La vez que el presidente anduvo por ahí, los líderes junto con el alcalde llenaron de acarrados el lugar donde se presentó y aunque algunos de los llamados rijosos se colaron y "vociferaron", los mandaron hasta las filas de atrás y los apaciguaron con poderosas razones: las macanas de los gendarmes.

2.- Se hicieron viejos sus papás y uno de ellos de un infarto se murió. Los hijos "heredaron" la bronca del terreno que los influyentes les quitaron.

Han pasado ya tres años y el pleito sigue atascado en los juzgados. En el predio que era de ellos, los "amigos del gobierno" construyeron ya departamentos y oficinas.

De nada sirvió tener en regla las escrituras. Pudo y ha podido más el influyentismo de los que su patrimonio les quitaron.

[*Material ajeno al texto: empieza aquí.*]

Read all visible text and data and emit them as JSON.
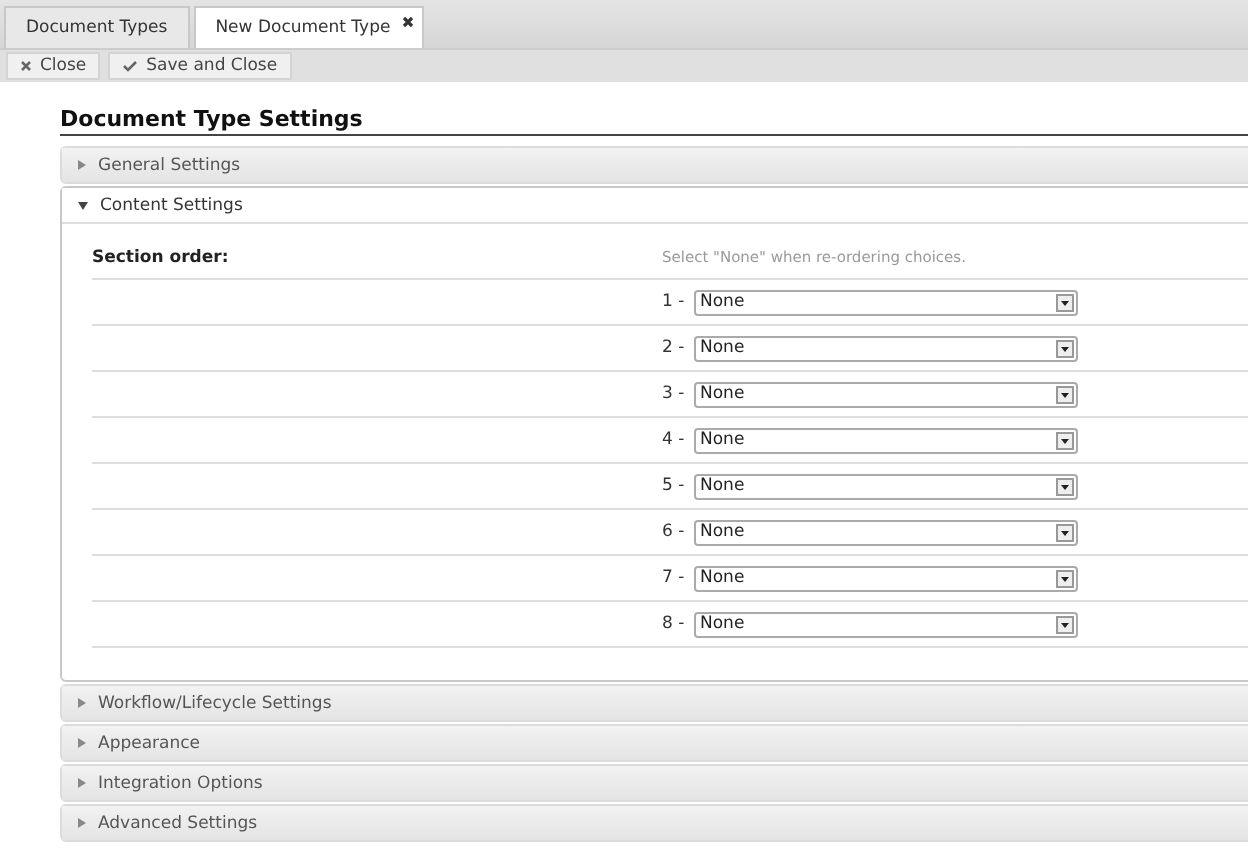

Con el nuevo gobierno llegó también la esperanza; votaron por López Obrador porque creyeron que con él las cosas ahora sí iban a cambiar, pero muy a su pesar se han dado cuenta que la corrupción en los juzgados sigue igual o peor.

Pensaron que era cuestión de tiempo para que las cosas al nuevo gobierno se le dieran, pero en vez de ir para adelante, van para atrás, porque si hace tres años el juez les pedían un millón para arreglarles su problema, el que entró en enero del 2019 ahora les pide dos.

Para la 4T, son mexicanos invisibles, como lo fueron con Peña Nieto. 

3.- Vociferan un día sí y el otro también contra lo que consideran yerros de López Obrador y de su equipo.

Lo critican desde el anonimato de las redes sociales, porque aunque ponen nombres y apellidos, los inventan para evitar que den con ellos.

De pronto un aventado les pide que firmen una carta pública de protesta para enviarla al Palacio Nacional y se valen de mil pretextos para no hacerlo. Se esconden. Se refugian en el calabozo de su vida privada y de sus respectivas zonas de confort. 

Ellos son otro tipo de mexicanos invisibles.

4.- En los foros patronales sueltan de su ronco pecho que ya es hora de que los empresarios intervengan en la cosa pública. Le siguen sacando a participar en política, pero al menos ya hablan de convertir a la IP en Iniciativa Pública, no Privada.

Y muchos que les oyeron se la creen. Pero apenas vuelven a sus corporativos y sienten bajo sus pies las abullonadas alfombras de sus oficinas o el delicioso sonido al deslizarse sobre los pisos de madera añejada de sus casotas, prefieren que sean otros los que den la cara. Es más, les piden a otros que den la cara. 

A lo mejor es porque creen que tienen mucho qué perder y son otros menos recompensados por la vida los que deben ponerle pecho a las balas. 

Y mientras piensan esto, se sientan a la mesa ricamente adornada y piden a su mayordomo el segundo escocés Glenlivet de una sola malta. Ellos son otro tipo de mexicanos invisibles.

CAJÓN DE SASTRE

"Y hay más, porque éstos son nomás algunos. Salud", dice la irreverente de mi Gaby.